Dans le conflit syrien, les médias occidentaux stigmatisaient le gouvernement d’Assad, en présentant l’opposition comme une victime. Rien n'a changé avec l'arrivé de Trump qui a une vision limitée de la situation, estime le journaliste Martin Jay.
Une attaque terroriste contre les bus utilisés pour évacuer certains villages en Syrie a tué jusqu’à 80 enfants le 15 avril. Elle a en outre été largement condamnée par les organisations humanitaires. L’ONU a lancé un appel à renforcer la protection des enfants à travers le pays.
Cette explosion importante visait les civils qui se préparaient à quitter les zones contrôlées par les rebelles, dans le cadre d’un accord signé par le gouvernement et les forces d’opposition.

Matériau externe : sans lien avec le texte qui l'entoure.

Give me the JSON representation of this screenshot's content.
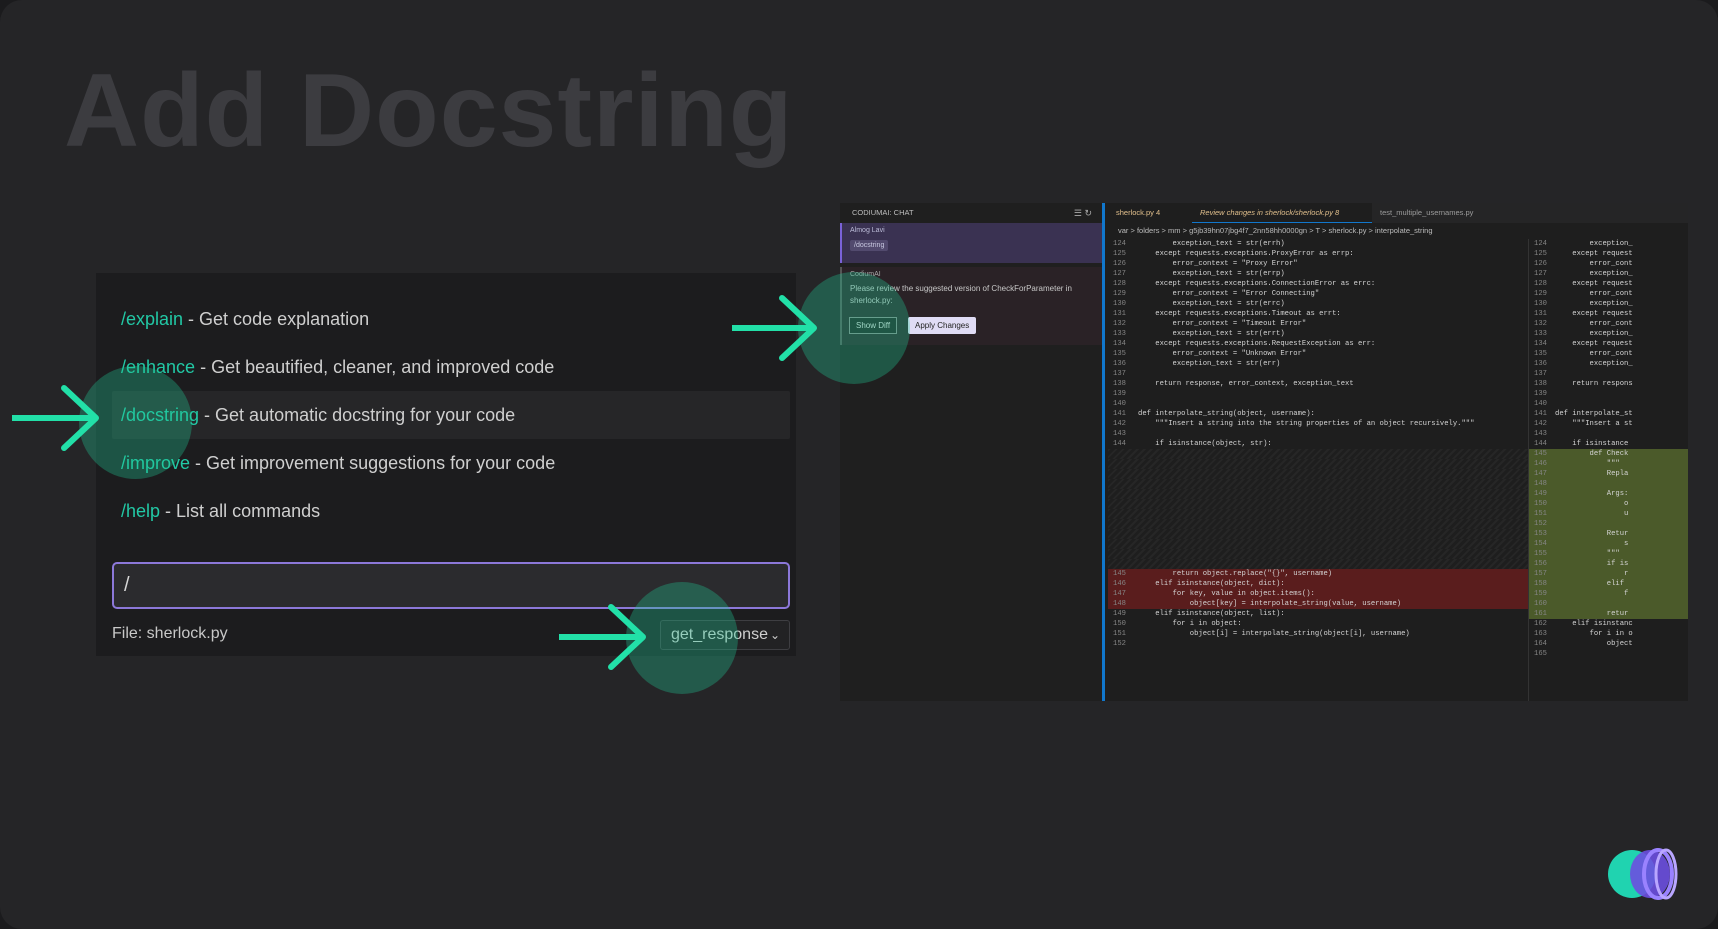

RT : Les médias occidentaux semblent avoir tendance à éviter de blâmer les rebelles dans des incidents tels que l’attaque du 15 avril. Mais quand il s’agit de Bachar el-Assad, ils essaient toujours d’en imputer la responsabilité au président syrien, même s’il n’y a pas de preuves. Pourquoi ?
Martin Jay (M. J.) : Les médias occidentaux, au cours des six dernières années, se sont vraiment permis de le faire et ils sont maintenant piégés dans leur propre caisse de résonance en ce qui concerne la couverture des événements en Syrie. Ils stigmatisaient le gouvernement de Bachar el-Assad, essentiellement comme une cause fondamentale du problème, et ils disaient que l’opposition était plus ou moins un victime du pouvoir, en disant que ses combattants, qu’ils soient extrémistes ou non, faisaient un travail plus ou moins noble. Et c’est ce que nous voyons ici, aujourd’hui. Une couverture tout à fait biaisée d'une histoire tragique et déchirante.
Et je crois que nous sommes pris dans cette caisse de résonance. Rien n’a vraiment changé. Si vous regardez les reportages des médias occidentaux sur le bombardement russe d'Alep, vous verrez à quel point ils étaient obsédés par le problème des victimes civiles. Mais ils n’étaient pas aussi concentrés dans leurs reportages sur les bombardements américains à Mossoul. Ce que nous observons est un bon exemple d’hypocrisie flagrante.
Donald Trump a une bande passante limitée, quant à ce qu’il considère comme des informations importantes
RT : Après une attaque chimique présumée qui aurait eu lieu le 4 avril près d'Idleb, il n’y a eu aucune enquête, ni preuve que le président syrien soit derrière. Donald Trump a pourtant pris des mesures unilatérales contre lui et lorsque 80 enfants sont tués dans un attentat suicide, il ne dit rien. Comment cela s’explique-t-il ?
M. J. : Il ne semble pas qu’il [le président américain] suive très attentivement les événements. Je ne crois pas que son équipe le tienne au courant de la situation. Sa vision du Moyen-Orient, notamment de la Syrie, est très sélective. On peut s'inquiéter de la façon dont, dans ses entretiens avec des journalistes américains, il confonde nonchalamment la Syrie et l’Irak. Je ne pense pas qu’il ait une image globale, ni qu’il veuille une image complète.
Il a une bande passante très limitée, quant à ce qu’il considère comme des informations importantes, et cela n’a pas été repéré sur son écran radar. Il y a eu une déclaration de la part Washington, mais c’est une référence tellement superficielle, qu’elle peut à peine être qualifiée de point de vue sérieux des Etats-Unis.
Chaque expert en géopolitique ou journaliste dans cette partie du monde sait parfaitement qu’Al-Nosra et d’autres groupes extrémistes sont financés indirectement par l’Occident
RT : Peut-on s’attendre à ce que les ambassadeurs occidentaux apportent des photos d’enfants tués dans l’attaque du 15 avril devant le Conseil de sécurité de l’ONU, comme Nikki Haley l’avait fait après cette attaque chimique présumée ?
M. J. : Je ne peux pas l’imaginer. Toute une série de questions délicates et difficiles doivent être posées par les journalistes, à la Maison Blanche, au Pentagone et à l’équipe du président américain – du style, quelle est exactement la relation entre l’administration Trump et les groupes d’opposition qui sont responsables de ces massacres, comme Al-Nosra ou d’autres, encore présents dans la région.
C’est ce que les journalistes ne demandent pas, et Donald Trump ne peut pas y répondre. Chaque expert en géopolitique ou journaliste dans cette partie du monde sait parfaitement qu’Al-Nosra et d’autres groupes extrémistes sont financés indirectement par l’Occident, via le Qatar et l’Arabie saoudite. Ce n’est pas nouveau, ce ne sont pas des nouvelles de première main. S'agissant des photos, je ne pense pas que quiconque les présente au Conseil des Nations unies.